I’m knocking the rust off my programming skills by attempting to write a pure-Python interpreter for OpenRefine “scripts”.
OpenRefine is a great tool for exploring and cleaning datasets prior to analysing them. It also records an undo history of all actions that you can export as a sort of script in JSON format. One thing that bugs me though is that, having spent some time interactively cleaning up your dataset, you then need to fire up OpenRefine again and do some interactive mouse-clicky stuff to apply that cleaning routine to another dataset. You can at least re-import the JSON undo history to make that as quick as possible, but there’s no getting around the fact that there’s no quick way to do it from a cold start.
There is a project, BatchRefine, that extends the OpenRefine server to accept batch requests over a HTTP API, but that isn’t useful when you can’t or don’t want to keep a full Java stack running in the background the whole time.
My concept is this: you use OR to explore the data interactively and design a cleaning process, but then export the process to JSON and integrate it into your analysis in Python. That way it can be repeated ad nauseam without having to fire up a full Java stack.
I’m taking some inspiration from the great talk “So you want to be a wizard?” by Julia Evans (@b0rk), who recommends trying experiments as a way to learn.
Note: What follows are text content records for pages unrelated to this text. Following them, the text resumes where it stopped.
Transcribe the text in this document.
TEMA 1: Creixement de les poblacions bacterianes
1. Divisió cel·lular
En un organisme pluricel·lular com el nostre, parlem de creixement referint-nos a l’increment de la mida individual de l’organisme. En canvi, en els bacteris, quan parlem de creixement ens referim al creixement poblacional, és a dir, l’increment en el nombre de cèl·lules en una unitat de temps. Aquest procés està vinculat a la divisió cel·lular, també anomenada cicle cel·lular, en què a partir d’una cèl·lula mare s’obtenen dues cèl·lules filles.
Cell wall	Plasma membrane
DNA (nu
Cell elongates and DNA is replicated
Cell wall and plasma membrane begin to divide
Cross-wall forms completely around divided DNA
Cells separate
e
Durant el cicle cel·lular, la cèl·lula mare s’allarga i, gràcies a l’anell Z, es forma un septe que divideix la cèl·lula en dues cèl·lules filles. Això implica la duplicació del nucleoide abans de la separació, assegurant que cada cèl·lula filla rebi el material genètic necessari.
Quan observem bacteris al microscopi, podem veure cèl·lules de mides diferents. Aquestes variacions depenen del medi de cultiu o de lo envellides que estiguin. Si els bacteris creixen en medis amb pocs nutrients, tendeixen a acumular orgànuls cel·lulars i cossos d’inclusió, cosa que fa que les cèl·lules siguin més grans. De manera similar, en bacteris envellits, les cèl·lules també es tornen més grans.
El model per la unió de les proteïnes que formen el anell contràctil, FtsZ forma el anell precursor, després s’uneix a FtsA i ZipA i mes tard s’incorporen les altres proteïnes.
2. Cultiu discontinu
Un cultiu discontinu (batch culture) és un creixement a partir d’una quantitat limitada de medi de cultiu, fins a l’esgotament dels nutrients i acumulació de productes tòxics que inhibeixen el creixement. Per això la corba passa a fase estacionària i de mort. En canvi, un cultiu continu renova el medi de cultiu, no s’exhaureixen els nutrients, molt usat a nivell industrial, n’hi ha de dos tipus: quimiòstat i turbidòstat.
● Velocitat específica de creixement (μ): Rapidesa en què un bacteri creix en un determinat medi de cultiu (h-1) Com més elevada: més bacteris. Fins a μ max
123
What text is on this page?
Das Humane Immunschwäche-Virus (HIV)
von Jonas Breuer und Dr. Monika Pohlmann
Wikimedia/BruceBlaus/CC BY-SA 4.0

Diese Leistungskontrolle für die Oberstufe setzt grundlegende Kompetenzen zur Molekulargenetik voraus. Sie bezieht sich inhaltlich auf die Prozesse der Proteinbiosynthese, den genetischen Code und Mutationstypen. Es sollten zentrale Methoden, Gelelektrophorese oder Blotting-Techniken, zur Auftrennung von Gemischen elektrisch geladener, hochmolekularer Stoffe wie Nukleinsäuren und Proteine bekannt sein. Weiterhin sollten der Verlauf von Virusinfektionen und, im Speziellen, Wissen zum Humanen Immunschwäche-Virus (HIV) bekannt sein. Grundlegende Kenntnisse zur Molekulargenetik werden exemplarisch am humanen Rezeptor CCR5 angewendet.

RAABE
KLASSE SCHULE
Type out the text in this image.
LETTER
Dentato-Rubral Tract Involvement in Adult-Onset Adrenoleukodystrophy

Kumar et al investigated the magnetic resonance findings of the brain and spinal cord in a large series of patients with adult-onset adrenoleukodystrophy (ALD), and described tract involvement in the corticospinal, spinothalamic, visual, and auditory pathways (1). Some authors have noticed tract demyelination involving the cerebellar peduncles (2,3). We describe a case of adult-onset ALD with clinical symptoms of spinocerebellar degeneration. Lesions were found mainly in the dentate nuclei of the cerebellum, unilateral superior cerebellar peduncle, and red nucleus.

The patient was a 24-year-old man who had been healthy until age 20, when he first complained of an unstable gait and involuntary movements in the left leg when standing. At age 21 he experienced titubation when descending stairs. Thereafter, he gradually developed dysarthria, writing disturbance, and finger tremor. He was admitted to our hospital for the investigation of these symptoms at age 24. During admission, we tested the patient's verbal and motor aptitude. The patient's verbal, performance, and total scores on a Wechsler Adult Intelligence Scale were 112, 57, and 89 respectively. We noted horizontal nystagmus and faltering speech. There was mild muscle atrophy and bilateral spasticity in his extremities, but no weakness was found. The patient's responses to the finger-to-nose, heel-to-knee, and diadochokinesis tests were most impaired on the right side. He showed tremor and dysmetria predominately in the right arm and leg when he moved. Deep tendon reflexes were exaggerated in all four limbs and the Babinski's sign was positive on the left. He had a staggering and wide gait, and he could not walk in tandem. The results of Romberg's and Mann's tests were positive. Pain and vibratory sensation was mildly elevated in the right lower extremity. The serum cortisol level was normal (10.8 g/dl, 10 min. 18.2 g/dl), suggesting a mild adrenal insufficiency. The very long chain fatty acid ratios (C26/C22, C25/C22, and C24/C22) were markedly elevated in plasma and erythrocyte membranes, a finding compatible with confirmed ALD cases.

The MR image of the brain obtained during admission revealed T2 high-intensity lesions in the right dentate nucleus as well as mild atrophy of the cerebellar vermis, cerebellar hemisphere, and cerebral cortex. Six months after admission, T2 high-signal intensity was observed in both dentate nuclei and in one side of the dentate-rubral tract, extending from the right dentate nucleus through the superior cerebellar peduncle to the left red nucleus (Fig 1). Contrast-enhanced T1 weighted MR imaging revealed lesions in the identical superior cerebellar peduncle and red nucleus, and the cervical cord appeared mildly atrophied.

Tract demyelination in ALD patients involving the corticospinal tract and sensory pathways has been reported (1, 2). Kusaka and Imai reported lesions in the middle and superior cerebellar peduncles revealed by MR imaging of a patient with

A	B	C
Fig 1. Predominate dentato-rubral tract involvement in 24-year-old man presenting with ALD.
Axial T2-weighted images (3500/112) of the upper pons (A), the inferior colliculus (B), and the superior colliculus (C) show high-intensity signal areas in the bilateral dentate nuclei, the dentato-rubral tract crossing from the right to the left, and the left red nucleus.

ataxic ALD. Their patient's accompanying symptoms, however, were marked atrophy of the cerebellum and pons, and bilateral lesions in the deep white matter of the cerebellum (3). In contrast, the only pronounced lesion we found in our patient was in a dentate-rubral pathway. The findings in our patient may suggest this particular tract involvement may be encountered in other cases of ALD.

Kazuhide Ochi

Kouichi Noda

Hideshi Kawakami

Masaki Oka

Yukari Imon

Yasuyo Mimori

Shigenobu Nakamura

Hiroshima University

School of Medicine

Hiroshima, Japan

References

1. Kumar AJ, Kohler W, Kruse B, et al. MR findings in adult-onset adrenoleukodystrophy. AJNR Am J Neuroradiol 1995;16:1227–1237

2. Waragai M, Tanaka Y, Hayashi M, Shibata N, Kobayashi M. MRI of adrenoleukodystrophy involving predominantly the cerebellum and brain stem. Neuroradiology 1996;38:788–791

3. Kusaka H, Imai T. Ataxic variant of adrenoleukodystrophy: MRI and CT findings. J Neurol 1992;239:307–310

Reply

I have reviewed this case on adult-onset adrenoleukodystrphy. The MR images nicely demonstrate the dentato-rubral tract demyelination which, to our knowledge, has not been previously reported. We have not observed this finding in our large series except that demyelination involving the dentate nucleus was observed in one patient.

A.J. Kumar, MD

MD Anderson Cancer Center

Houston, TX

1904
She gives these Rules of Programming Experiments:
- “it doesn’t have to be good
- it doesn’t have to work
- you have to learn something”
In that spirit, my main priorities are: to see if this can be done; to see how far I can get implementing it; and to learn something. If it also turns out to be a useful thing, well, that’s a bonus. Some of the interesting possible challenges here:
- Implement all core operations; there are quite a lot of these, some of which will be fun (i.e. non-trivial) to implement
- Implement (a subset of?) GREL, the General Refine Expression Language; I guess my undergrad course on implementing parsers and compilers will come in handy after all!
- Generate clean, sane Python code from the JSON rather than merely executing it; more than anything, this would be a nice educational tool for users of OpenRefine who want to see how to do equivalent things in Python
- Selectively optimise key parts of the process; this will involve profiling the code to identify bottlenecks as well as tweaking the actual code to go faster
- Potentially handle contributions to the code from other people; I’d be really happy if this happened but I’m realistic…
If you’re interested, the project is called PyRefine and it’s on github. Constructive criticism, issues & pull requests all welcome!